Navalny, 44, was imprisoned in February and is serving two-and-a-half years on old embezzlement charges in a penal colony in the town of Pokrov around 100 kilometres (60 miles) east of Moscow.
Navalny's personal doctor Anastasia Vasilyeva and three more doctors including cardiologist Yaroslav Ashikhmin have asked prison officials to grant them immediate access.
"Our patient can die any minute," Ashikhmin said on Facebook on Saturday, pointing to the opposition politician's high potassium levels and saying Navalny should be moved to intensive care. "Fatal arrhythmia can develop any minute."
Navalny barely survived a poisoning with the Novichok nerve agent in August, which he has blamed on the Kremlin. His doctors say his hunger strike might have exacerbated his condition.
Having blood potassium levels higher than 6.0 mmol (millimole) per litre usually requires immediate treatment. Navalny's were at 7.1, the doctors said.

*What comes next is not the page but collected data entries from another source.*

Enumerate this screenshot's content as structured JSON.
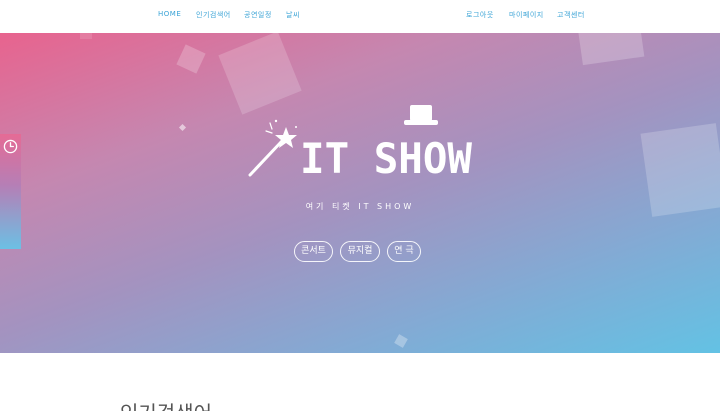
{
  "nav": {
    "left": [
      "HOME",
      "인기검색어",
      "공연일정",
      "날씨"
    ],
    "right": [
      "로그아웃",
      "마이페이지",
      "고객센터"
    ]
  },
  "hero": {
    "logo_text": "IT SHOW",
    "tagline": "여기 티켓 IT SHOW",
    "categories": [
      "콘서트",
      "뮤지컬",
      "연 극"
    ]
  },
  "sidebar": {
    "icon": "clock-icon"
  },
  "section": {
    "title": "인기검색어"
  },
  "colors": {
    "nav_link": "#3aa3d6",
    "hero_start": "#e8638e",
    "hero_end": "#63c2e4",
    "hero_text": "#ffffff"
  }
}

"This means both impaired renal function and that serious heart rhythm problems can happen any minute," said a statement on Vasilyeva's Twitter account. The doctors said he had to be examined immediately "taking into account the blood tests and his recent poisoning."
'Alexei is dying'
Navalny's spokeswoman Kira Yarmysh, who accompanied him when he collapsed on a plane after the poisoning in August, said the situation was critical again.
"Alexei is dying," she said on Facebook. "With his condition it's a matter of days."
She said she felt like she was "on that plane again, only this time it's landing in slow motion", pointing out that access to Navalny was restricted and few Russians were aware of what was actually going on with him in prison.
More than 70 prominent international writers, artists and academics, including Jude Law, Vanessa Redgrave and Benedict Cumberbatch, have called on Putin to ensure that Navalny receives proper treatment immediately. Their appeal was published late on Friday by France's Le Monde newspaper.
The announcement came as the European Union’s top diplomat told Russia’s foreign minister that the treatment of Navalny represents "a low point” in the relations between Brussels and Moscow.
Russia's FSIN prison authority confirmed that officers had detained the prominent critic of President Vladimir Putin, the Interfax news agency reported.